The trial of five Israeli men accused of gang raping a 20-year-old British woman in Cyprus has begun.
The defendants, all aged 19 or 20 from the Israeli Arab town of Majd al-Krum, are alleged to have carried out the attack in a hotel in Ayia Napa on September 3. All deny the charges.
Their lawyers said in court on Thursday that they not yet seen key evidence, including a DNA report, fingerprints and eyewitness testimony.
According to one of those lawyers, Yannis Habaris, the judge adjourned the trial until October 16 to give prosecution time to assemble this evidence.
The suspects will remain in custody in a detention centre until their next court appearance.

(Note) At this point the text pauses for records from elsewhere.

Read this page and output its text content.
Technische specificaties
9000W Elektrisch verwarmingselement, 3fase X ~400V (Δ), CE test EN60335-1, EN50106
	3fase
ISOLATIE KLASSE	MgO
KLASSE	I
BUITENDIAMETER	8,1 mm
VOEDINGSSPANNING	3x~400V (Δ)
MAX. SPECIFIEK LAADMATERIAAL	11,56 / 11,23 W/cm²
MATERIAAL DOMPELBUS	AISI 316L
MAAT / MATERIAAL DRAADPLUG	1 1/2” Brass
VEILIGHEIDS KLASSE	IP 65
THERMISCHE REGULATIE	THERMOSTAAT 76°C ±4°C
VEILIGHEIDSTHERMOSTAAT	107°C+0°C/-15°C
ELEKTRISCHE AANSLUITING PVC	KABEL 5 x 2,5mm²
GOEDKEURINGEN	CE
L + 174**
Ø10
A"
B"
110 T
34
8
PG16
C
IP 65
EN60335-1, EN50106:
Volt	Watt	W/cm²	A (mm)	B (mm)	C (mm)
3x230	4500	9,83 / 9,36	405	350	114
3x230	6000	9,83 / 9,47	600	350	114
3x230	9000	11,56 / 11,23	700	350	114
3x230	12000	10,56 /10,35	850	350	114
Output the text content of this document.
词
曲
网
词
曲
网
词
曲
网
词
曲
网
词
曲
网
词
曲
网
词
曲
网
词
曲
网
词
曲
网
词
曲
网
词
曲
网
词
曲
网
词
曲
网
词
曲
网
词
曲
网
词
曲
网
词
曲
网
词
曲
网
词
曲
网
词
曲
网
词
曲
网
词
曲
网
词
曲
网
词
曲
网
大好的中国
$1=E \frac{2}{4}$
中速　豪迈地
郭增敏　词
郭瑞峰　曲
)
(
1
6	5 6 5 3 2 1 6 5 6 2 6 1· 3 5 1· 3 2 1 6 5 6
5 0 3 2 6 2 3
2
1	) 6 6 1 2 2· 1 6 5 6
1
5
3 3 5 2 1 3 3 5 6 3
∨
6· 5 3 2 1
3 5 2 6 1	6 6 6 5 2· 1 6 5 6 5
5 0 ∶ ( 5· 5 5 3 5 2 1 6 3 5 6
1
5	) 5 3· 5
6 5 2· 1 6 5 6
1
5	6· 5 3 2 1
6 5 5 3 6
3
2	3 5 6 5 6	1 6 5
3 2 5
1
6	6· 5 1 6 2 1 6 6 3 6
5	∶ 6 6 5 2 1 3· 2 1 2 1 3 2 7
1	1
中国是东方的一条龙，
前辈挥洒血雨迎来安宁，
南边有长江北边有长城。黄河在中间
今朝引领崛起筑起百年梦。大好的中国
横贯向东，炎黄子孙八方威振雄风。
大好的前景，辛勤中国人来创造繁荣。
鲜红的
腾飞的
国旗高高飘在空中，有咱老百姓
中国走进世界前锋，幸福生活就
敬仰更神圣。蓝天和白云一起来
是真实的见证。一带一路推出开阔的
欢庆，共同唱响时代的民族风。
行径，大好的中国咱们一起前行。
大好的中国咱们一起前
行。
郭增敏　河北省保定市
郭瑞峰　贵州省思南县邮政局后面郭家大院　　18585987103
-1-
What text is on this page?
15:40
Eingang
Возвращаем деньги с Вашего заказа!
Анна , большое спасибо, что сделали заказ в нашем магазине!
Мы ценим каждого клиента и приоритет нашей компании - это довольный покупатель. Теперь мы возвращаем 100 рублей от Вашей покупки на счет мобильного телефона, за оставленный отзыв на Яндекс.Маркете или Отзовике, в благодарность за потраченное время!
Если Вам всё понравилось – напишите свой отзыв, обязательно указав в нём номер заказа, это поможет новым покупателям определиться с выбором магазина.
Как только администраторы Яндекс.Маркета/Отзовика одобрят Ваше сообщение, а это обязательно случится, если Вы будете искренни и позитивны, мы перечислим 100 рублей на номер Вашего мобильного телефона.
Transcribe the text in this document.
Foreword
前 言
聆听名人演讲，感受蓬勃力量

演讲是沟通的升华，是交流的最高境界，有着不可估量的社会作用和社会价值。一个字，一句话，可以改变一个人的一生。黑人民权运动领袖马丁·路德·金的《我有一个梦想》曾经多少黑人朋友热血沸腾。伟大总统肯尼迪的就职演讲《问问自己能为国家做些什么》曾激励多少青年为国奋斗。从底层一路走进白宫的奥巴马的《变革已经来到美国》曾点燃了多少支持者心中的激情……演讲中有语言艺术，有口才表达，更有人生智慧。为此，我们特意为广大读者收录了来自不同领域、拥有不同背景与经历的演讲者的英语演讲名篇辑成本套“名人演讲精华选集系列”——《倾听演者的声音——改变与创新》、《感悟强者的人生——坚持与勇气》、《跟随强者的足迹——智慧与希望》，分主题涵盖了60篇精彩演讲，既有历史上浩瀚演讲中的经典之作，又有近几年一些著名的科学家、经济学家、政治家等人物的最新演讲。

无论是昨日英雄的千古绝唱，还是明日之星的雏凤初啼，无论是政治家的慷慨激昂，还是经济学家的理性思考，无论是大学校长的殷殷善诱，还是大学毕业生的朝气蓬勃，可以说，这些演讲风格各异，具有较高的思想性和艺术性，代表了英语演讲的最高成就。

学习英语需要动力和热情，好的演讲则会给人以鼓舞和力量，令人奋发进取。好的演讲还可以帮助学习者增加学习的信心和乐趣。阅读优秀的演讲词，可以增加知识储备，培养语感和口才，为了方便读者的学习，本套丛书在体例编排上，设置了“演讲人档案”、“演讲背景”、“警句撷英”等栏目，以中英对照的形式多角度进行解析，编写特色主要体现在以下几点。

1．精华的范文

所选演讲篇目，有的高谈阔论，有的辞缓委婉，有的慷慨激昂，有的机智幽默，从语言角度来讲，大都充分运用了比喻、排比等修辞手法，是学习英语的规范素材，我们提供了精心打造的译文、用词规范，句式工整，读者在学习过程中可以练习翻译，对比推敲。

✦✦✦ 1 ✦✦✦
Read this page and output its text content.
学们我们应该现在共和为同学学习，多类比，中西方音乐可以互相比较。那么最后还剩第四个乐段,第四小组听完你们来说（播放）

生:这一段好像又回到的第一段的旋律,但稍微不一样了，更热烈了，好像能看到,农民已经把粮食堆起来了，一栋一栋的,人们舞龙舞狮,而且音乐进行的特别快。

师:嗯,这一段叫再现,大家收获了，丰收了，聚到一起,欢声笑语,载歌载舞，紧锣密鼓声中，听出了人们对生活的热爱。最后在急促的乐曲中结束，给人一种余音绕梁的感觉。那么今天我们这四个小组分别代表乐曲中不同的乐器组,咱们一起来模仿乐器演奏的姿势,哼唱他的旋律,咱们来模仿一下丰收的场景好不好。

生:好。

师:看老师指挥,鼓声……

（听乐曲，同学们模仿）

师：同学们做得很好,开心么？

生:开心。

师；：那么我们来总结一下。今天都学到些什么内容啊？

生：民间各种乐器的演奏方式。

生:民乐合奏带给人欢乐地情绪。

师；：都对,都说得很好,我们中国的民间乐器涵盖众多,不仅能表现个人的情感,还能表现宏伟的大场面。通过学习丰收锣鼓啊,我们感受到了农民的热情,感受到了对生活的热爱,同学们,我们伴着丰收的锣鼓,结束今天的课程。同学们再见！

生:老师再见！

The alleged attack follows a widely reported 2019 case in which an 18-year-old British woman said that she had been gang raped by 12 Israeli men, also in Ayia Napa.
The alleged assailants, aged between 15 and 22, were arrested and questioned by police but subsequently released without charge and received a controversial welcome in Israel.
The victim, a university student from Derby, was then charged with making her story up after signing a statement retracting the allegations 10 days later which she alleged was the result of police pressure.
She was convicted of public mischief and received a four-month suspended sentence, meaning she spent five weeks in prison and almost six months unable to leave Cyprus.
In 2022, following widespread outrage, her conviction was overturned by the island's Supreme Court.